One of the challenge is to think concretely how to connect this coffee production with existing food systems. In VIDA, it is done through agroecology.
Because agroecology, besides being a set of practices that allow conserving soil, water and biodiversity, also leads us to think about how to live in a different model within a community in a context of inequality and poverty, facing a system of oppression that is the global food system.
"The strongest thing we have is the hope that changes can be achieved. But the first change has to come from us. We cannot wait for someone to do it for us"
How to get a decent life as farmers?
The cooperative has implemented several lines of action over the years under the principles of equity and justice.
It is the governing program of organic coffee growing. It implies having good quality plants, shade management, intercrops for food, integrated soil management.
As part of this program, producers are also learning how to add value to their product. Thanks to the installation for example, of machines for coffee cherries pulping, small producers can prepare parchment coffee sold at a much better price than simple cherries.
The cooperative also teaches them what a specialty coffee is and how to get a quality product that will make the difference in the market. How to select the best fruits from the harvest, how to remove the floaters and defective beans? How to prepare washed and honey coffees by controlling the fermentation and drying times?
The cooperative organizes informative and training sessions in collaboration with agronomists that come directly on the field. The producers then often help each other.
The issue of food sovereignty and justice is also at the heart of the VIDA project. As conventional farming systems favor shade-free monoculture, the rotation and complementarity of crops has disappeared and, with them, the food self-sufficiency.
Much work is done to reintegrate food crops that can feed people. Beans, oranges, lemons, avocados can perfectly be integrated into coffee farms. Then they can be exchanged through a system of barter with other foods that do not grow in the region. Corn for example is a fundamental ingredient for the Mexican culture and serves as a base for many culinary preparations (tortillas, tamales, atole ...)
In a world where peasant life is denigrated, it is important to preserve links between generations and to integrate young people so that they do not despise their land and the value of peasant work. In the past, there has been a sharp depreciation of peasant life. Back at that time you could hear:
"Study so that you won't become a peasant"
A seemingly banal phrase that says a lot about our perception of success, the main reference being material wealth. Such a vision has generated uprooting of young people from their homelands, rural exodus and generations leaving for a "better life" in the USA.
Youth integration needs to be structural within organizations and families. Young people must BE involved in their communities.
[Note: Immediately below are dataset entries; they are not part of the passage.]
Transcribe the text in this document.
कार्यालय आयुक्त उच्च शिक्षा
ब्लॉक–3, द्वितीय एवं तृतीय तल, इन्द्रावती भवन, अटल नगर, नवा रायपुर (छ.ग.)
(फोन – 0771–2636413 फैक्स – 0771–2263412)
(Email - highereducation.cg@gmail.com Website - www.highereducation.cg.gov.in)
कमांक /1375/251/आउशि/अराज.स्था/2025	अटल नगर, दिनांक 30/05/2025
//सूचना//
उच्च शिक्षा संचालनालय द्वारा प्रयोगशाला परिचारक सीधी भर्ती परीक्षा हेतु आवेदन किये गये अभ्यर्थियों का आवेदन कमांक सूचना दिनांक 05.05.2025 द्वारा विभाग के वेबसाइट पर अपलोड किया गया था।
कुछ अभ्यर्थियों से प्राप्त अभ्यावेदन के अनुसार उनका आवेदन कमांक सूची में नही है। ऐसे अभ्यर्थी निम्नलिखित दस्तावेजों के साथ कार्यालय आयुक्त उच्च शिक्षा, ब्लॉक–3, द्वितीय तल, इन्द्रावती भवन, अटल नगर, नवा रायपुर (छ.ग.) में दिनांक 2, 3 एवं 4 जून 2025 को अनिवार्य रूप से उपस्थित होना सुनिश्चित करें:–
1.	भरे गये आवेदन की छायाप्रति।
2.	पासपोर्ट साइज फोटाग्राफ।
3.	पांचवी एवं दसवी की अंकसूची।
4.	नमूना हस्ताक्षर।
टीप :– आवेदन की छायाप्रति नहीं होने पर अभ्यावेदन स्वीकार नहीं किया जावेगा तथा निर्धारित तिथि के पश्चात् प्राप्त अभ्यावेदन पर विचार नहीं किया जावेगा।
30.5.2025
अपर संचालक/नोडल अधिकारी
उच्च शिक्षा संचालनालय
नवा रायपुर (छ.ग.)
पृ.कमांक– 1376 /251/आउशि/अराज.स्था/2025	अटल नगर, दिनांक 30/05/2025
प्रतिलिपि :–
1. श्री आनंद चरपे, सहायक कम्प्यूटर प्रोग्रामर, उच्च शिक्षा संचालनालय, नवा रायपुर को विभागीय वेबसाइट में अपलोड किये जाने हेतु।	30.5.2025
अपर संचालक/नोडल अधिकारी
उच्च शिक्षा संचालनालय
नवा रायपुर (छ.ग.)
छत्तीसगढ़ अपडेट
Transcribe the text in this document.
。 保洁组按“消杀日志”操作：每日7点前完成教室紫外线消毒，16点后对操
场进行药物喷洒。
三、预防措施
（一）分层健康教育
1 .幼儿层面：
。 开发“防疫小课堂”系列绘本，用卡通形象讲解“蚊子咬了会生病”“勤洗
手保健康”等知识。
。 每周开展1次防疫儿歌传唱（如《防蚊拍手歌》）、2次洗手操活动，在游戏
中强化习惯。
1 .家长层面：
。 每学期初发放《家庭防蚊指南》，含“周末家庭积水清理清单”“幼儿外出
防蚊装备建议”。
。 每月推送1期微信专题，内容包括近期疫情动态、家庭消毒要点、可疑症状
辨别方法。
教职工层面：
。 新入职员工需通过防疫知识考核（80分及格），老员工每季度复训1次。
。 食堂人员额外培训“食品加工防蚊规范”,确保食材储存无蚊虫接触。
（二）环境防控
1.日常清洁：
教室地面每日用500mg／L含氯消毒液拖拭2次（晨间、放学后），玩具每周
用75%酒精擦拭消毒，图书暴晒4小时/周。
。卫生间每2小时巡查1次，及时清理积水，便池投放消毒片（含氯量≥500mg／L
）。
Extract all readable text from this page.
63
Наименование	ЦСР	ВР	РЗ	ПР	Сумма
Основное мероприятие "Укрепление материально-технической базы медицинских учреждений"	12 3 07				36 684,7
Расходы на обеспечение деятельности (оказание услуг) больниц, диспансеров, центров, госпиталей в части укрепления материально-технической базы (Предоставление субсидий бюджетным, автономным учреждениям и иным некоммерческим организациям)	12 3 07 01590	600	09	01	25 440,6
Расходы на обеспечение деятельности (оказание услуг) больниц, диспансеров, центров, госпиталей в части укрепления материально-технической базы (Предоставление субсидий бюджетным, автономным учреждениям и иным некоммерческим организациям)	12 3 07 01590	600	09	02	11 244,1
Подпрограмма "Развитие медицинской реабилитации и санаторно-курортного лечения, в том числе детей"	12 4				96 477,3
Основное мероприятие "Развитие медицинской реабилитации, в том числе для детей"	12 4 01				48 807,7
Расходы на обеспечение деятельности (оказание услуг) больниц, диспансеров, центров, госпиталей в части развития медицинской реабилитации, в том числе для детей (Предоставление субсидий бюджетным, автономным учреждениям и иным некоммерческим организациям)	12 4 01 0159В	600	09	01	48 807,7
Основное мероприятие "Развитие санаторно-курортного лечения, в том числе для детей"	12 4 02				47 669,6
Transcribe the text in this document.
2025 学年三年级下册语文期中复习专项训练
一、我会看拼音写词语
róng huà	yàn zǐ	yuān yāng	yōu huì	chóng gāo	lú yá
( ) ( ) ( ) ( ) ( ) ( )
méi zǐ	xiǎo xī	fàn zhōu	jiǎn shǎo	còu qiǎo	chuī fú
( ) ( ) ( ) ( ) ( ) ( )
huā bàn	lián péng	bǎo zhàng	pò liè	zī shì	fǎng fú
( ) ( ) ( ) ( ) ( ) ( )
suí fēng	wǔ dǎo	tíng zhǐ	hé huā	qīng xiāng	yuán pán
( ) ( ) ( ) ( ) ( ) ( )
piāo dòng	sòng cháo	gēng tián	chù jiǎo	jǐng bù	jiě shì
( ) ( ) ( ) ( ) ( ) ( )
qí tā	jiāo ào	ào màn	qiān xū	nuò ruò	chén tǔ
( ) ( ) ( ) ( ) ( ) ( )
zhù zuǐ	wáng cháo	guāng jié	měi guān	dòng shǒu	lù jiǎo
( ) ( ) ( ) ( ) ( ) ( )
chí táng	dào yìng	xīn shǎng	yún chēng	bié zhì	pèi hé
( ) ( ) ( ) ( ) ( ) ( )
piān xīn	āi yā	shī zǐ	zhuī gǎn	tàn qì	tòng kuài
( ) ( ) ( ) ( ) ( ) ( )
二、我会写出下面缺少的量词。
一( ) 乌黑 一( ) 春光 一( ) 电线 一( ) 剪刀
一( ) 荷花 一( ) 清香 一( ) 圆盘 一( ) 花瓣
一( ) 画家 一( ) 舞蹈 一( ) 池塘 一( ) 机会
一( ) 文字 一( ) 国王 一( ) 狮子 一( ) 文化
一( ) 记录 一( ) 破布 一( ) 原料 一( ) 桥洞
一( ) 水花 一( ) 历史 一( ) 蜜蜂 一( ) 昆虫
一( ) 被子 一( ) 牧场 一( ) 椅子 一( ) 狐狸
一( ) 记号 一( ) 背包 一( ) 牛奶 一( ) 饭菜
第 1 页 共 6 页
At VIDA, "savings groups" have been created so that children learn to save and manage their money from an early age. They are accompanied by the oldest in this apprenticeship. Thus the link between the different generations is maintained.
"I do not call it a generational change that would imply a disappearance of our grandparents. It's rather that there is a link between these generations" says Gisela.
"We have to change our mentality. We have to instill the love of coffee and of everything one work for."
Peasant life is complex. That love of the land, of the territory and the pride to be farmers and coffee growers is important.